5. Zirkelschlüsse und Verschwörungstheorien: Spitzer wird vorgeworfen, Kritiker seiner Thesen von vornherein zu diskreditieren, indem er sie als "geschädigte Opfer" der digitalen Medien darstellt oder ihnen unterstellt, die Gefahren noch nicht erkannt zu haben. Seine pauschalen Angriffe auf "Ministerien, Kirchen, Wissenschaft, Amnesty International" und seine Andeutungen von Verschwörungen erinnern an Verfolgungswahn.
Beispiele für Spitzers Argumentation und deren Kritik
- Taxifahrer in London: Spitzer führt Taxifahrer in London als Beispiel an, um zu zeigen, dass die Nutzung von Navigationsgeräten die Fähigkeit zur räumlichen Orientierung verringert. Er verweist auf eine Studie, die angeblich zeigt, dass Taxifahrer mit mehr Berufserfahrung eine höhere Intensität der grauen Substanz im Hippocampus aufweisen. Kritiker bemängeln, dass Spitzer die Methodik der Studie nicht transparent macht und die Schlussfolgerungen überinterpretiert. Zudem blendet er aus, dass Stress durchaus positive Auswirkungen auf den Körper haben kann und dass Tierversuche (auf die er sich ebenfalls bezieht) oft nicht auf den Menschen übertragbar sind.
- Digitale Demenz bei Google: Spitzer argumentiert, dass der Begriff "Digitale Demenz" existieren müsse, weil man bei Google mehr als 50.000 Einträge dazu findet. Kritiker halten entgegen, dass die Anzahl der Google-Einträge kein valides Argument für die Richtigkeit einer These ist.
- Schule und Verarbeitungstiefe: In einem Kapitel über die Schule will Spitzer zeigen, dass "Verarbeitungstiefe" und "Behaltensleistung" einander bedingen. Um dies zu illustrieren, zeigt er eine Grafik, in der nicht einmal eine Dimension für die Behaltensleistung angegeben wird, sondern nur drei dunkle Balken in ansteigender Größe dargestellt werden. Kritiker bemängeln, dass dies keine Aufklärung oder gar Popularisierung von Wissenschaft, sondern Verdummung sei.
- Fernsehkonsum und Bildung: Spitzer zitiert eine neuseeländische Langzeitstudie, die angeblich einen direkten Zusammenhang zwischen Fernsehkonsum und Bildung zeigt.
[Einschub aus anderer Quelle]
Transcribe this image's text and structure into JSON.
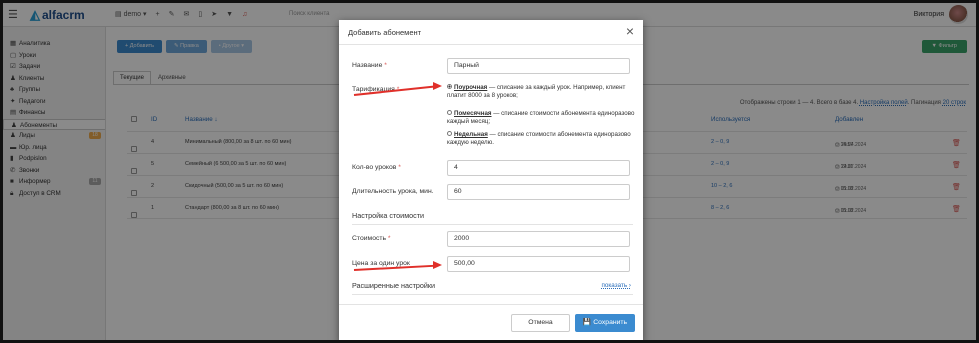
{
  "topbar": {
    "logo_text": "alfacrm",
    "branch": "demo",
    "search_placeholder": "Поиск клиента",
    "user_name": "Виктория",
    "icons": [
      "plus-icon",
      "pencil-icon",
      "mail-icon",
      "phone-icon",
      "send-icon",
      "filter-icon",
      "bell-icon"
    ]
  },
  "sidebar": {
    "items": [
      {
        "icon": "chart-icon",
        "label": "Аналитика"
      },
      {
        "icon": "calendar-icon",
        "label": "Уроки"
      },
      {
        "icon": "tasks-icon",
        "label": "Задачи"
      },
      {
        "icon": "user-icon",
        "label": "Клиенты"
      },
      {
        "icon": "group-icon",
        "label": "Группы"
      },
      {
        "icon": "teacher-icon",
        "label": "Педагоги"
      },
      {
        "icon": "finance-icon",
        "label": "Финансы"
      },
      {
        "icon": "subscription-icon",
        "label": "Абонементы",
        "active": true
      },
      {
        "icon": "leads-icon",
        "label": "Лиды",
        "badge": "18",
        "badge_color": "#f0ad4e"
      },
      {
        "icon": "company-icon",
        "label": "Юр. лица"
      },
      {
        "icon": "podpislon-icon",
        "label": "Podpislon"
      },
      {
        "icon": "phone-icon",
        "label": "Звонки"
      },
      {
        "icon": "informer-icon",
        "label": "Информер",
        "badge": "11",
        "badge_color": "#aaaaaa"
      },
      {
        "icon": "lock-icon",
        "label": "Доступ в CRM"
      }
    ]
  },
  "content": {
    "buttons": {
      "add": "+ Добавить",
      "edit": "✎ Правка",
      "other": "• Другое ▾",
      "filter": "▼ Фильтр"
    },
    "tabs": [
      "Текущие",
      "Архивные"
    ],
    "pagination": {
      "text": "Отображены строки 1 — 4. Всего в базе 4.",
      "settings_link": "Настройка полей",
      "pag_label": "Пагинация",
      "pag_value": "20 строк"
    },
    "columns": {
      "id": "ID",
      "name": "Название ↓",
      "used": "Используется",
      "added": "Добавлен"
    },
    "rows": [
      {
        "id": "4",
        "name": "Минимальный (800,00 за 8 шт. по 60 мин)",
        "used": "2 – 0, 9",
        "time": "⊙ 14:57",
        "date": "▢ 25.04.2024"
      },
      {
        "id": "5",
        "name": "Семейный (6 500,00 за 5 шт. по 60 мин)",
        "used": "2 – 0, 9",
        "time": "⊙ 12:31",
        "date": "▢ 24.07.2024"
      },
      {
        "id": "2",
        "name": "Скидочный (500,00 за 5 шт. по 60 мин)",
        "used": "10 – 2, 6",
        "time": "⊙ 15:18",
        "date": "▢ 01.02.2024"
      },
      {
        "id": "1",
        "name": "Стандарт (800,00 за 8 шт. по 60 мин)",
        "used": "8 – 2, 6",
        "time": "⊙ 15:18",
        "date": "▢ 01.02.2024"
      }
    ]
  },
  "modal": {
    "title": "Добавить абонемент",
    "name_label": "Название",
    "name_value": "Парный",
    "tariff_label": "Тарификация",
    "tariff_options": {
      "per_lesson_name": "Поурочная",
      "per_lesson_desc": " — списание за каждый урок. Например, клиент платит 8000 за 8 уроков;",
      "monthly_name": "Помесячная",
      "monthly_desc": " — списание стоимости абонемента единоразово каждый месяц;",
      "weekly_name": "Недельная",
      "weekly_desc": " — списание стоимости абонемента единоразово каждую неделю."
    },
    "lessons_label": "Кол-во уроков",
    "lessons_value": "4",
    "duration_label": "Длительность урока, мин.",
    "duration_value": "60",
    "cost_section": "Настройка стоимости",
    "cost_label": "Стоимость",
    "cost_value": "2000",
    "per_lesson_label": "Цена за один урок",
    "per_lesson_value": "500,00",
    "advanced_section": "Расширенные настройки",
    "show_link": "показать ›",
    "cancel": "Отмена",
    "save": "💾 Сохранить"
  },
  "colors": {
    "accent": "#2a6ebb",
    "primary_button": "#3b8bd0",
    "filter_button": "#3aa36a",
    "arrow": "#e0302a",
    "danger": "#d9534f"
  }
}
Kritiker weisen darauf hin, dass in diesem Fall möglicherweise keine Kausalität vorliegt, sondern dass sowohl Fernsehkonsum als auch schlechte Bildungskarriere Folgen von Armut sein können.
Alternativen zu Spitzers Ansatz: Medienpädagogik statt Abstinenz
Anstatt auf Verbote und Abstinenz zu setzen, plädieren viele Experten für einen stärkeren Fokus auf Medienpädagogik. Kinder und Jugendliche sollten lernen, wie sie digitale Medien verantwortungsvoll und kritisch nutzen können. Dazu gehört auch die Vermittlung von Wissen über die Risiken und Chancen der digitalen Welt.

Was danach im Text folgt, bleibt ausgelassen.